Door County cherries have just come into full force at the farmer’s market, and this recipe showed up on Deb’s blog right as they did, so the timing on this could not have been better. 

This is probably the last recipe I will ever make with the current oven, except for maybe some roasted salmon tomorrow (trying to gauge if it’ll go bad before the new oven is in on Weds). And admittedly, I will not miss checking the oven every five minutes to see whether or not it’s started on fire because it’s above 400. 

Cast iron skillets are awesome things, but occasionally, cleaning them can be a bitch.  Gonna give you some tips, as you may have stuff sticking to it after this recipe. What you want to do is as soon as you’re done using it and it’s cooled off, run hot water over it and scrub it down with a sponge to get any food that’s sticking to it off.  If the food is still sticking, rub it down with salt. Once you’ve got it cleaned off, then pat dry with a towel, wet a paper towel with vegetable oil, and then apply a light coat onto the skillet to protect the seasoning.

Cherry Almond Dutch Baby
Makes one large pancake

Ingredients

  • 3 large eggs
  • 2 T sugar
  • .75 c flour
  • .75 c milk
  • almond extract to taste (I also added a bit of vanilla)
  • pinch salt
  • 4 T butter
  • 2 c pitted Door County cherries (tips to follow)

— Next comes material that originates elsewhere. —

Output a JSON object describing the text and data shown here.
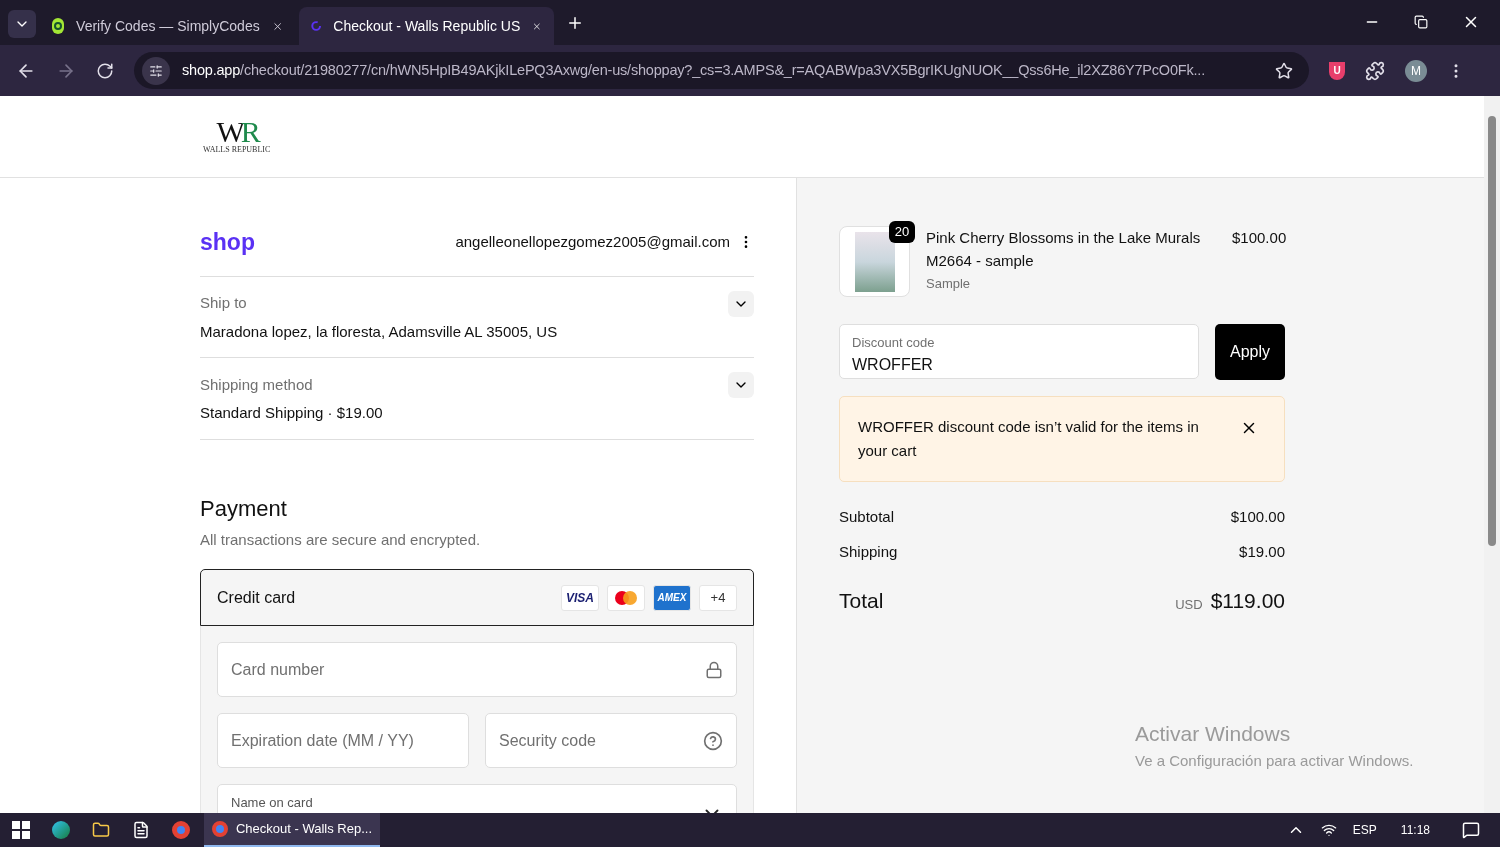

Preheat your oven to 425 (mine was at 400 and anxiously watched throughout the baking process). Whisk or blend together all ingredients except the butter and cherries, until you have a smooth, uniform batter.

In your cast iron skillet, melt your butter over medium high.

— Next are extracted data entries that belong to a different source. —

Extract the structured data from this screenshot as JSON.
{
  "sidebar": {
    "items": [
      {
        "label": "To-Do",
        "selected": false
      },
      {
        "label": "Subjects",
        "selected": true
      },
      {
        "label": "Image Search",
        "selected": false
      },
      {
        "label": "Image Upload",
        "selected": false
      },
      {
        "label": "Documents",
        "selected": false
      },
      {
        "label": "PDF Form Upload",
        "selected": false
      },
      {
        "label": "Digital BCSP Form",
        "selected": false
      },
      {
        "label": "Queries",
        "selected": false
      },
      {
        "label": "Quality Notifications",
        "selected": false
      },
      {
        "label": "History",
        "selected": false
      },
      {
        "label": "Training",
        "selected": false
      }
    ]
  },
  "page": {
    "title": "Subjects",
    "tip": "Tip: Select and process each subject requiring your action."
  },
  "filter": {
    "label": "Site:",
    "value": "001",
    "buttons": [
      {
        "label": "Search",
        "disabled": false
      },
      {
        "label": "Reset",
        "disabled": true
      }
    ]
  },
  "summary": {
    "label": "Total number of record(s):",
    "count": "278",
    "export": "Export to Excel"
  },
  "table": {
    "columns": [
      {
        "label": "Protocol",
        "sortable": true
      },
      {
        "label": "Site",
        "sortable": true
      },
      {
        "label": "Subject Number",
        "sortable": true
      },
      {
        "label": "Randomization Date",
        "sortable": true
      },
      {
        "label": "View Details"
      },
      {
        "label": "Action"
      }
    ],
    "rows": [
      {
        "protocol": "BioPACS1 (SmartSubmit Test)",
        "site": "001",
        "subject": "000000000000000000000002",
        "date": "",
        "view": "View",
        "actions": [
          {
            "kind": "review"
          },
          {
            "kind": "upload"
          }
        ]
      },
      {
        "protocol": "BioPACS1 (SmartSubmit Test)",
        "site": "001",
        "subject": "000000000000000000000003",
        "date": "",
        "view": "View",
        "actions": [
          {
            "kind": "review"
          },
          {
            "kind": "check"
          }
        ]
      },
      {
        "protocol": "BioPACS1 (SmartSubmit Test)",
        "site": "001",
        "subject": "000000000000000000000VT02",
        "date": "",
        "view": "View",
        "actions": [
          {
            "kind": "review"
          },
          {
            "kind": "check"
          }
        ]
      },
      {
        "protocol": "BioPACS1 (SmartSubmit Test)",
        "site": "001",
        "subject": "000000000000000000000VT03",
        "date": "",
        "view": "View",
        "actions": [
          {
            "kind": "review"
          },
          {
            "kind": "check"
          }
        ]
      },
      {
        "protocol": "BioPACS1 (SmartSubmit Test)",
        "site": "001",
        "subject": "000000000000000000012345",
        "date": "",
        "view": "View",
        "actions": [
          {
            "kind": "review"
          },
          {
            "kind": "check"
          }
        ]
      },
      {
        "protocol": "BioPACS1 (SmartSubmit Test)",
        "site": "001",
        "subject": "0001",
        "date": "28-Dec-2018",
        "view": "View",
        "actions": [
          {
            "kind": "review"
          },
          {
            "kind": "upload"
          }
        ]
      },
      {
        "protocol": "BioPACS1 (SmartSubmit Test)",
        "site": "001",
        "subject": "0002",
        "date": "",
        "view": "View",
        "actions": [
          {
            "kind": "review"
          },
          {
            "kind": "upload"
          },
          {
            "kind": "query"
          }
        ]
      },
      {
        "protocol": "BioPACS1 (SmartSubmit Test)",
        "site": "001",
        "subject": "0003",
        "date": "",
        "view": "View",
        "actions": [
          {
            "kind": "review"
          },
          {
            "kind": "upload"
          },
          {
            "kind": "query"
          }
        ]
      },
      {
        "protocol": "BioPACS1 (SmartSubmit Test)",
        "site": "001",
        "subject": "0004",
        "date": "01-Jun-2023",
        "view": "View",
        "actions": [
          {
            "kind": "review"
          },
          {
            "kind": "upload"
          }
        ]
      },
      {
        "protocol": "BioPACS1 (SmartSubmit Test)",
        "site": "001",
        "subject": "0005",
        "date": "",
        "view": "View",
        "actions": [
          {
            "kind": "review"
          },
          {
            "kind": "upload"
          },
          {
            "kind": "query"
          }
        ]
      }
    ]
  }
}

If you have not already pitted your cherries, do so now!  The easiest way to do this is to stick a chopstick in towards the center, wait until you feel the pit, and then push it out of the bottom. Do this over a baggie or empty beer bottle to make the mess minimal and easy to clean up.

Once your cherries are pitted, add them to the skillet, cooking for about two minutes, until warmed. Then, remove from heat, pour the batter over the cherries and butter, and put it in the oven for fifteen to twenty minutes. The baby will be golden brown and slightly rumpled on/riding up the sides (see final pic), moreso the longer you have it in the oven.

And then, enjoy warm, possibly with vanilla ice cream.

Ovenmageddon round two brings us another potato recipe, but an awesome one, especially if you like salt and vinegar Pringles, but want to save money on them.  The broiling on this will take guesswork – I’ve made this quite a few times, and I still don’t have it down to an exact science.  But, the end result is so awesome that it’s worth the fumes and the guesswork you need to do.  Be warned, though – the boiling and broiling of the vinegar soaked potatoes WILL cause fumes.

Salt and Vinegar Broiled Potatoes
Makes 2 lbs chips, lasts 5+ meals as side when stored in fridge, bring to room temp/hot to serve

  • 2 lbs fingerling potatoes, sliced thin
  • 4 c white vinegar
  • olive oil and salt to drizzle

Take your potatoes and put them in the pot with your vinegar.  Bring the pot to a boil and lower to a simmer for about 12 mins, until they’re fork tender.  Remove from heat, and let soak 30 mins, before putting on paper towels to drain and be patted dry.  Put your slices on a baking sheet, and turn your oven to broil.  Sprinkle with olive oil and salt, toss, and make a single layer of potatoes before putting it under the broiler.  Put in the oven, about six inches under the broiler, and broil appx 7 mins, until lightly brownedish as you can get (don’t worry, you will overcook them a bit).  Then, flip your potatoes over and broil again, another 5 mins, until lightly browned.

Let them cool down a bit, and then enjoy!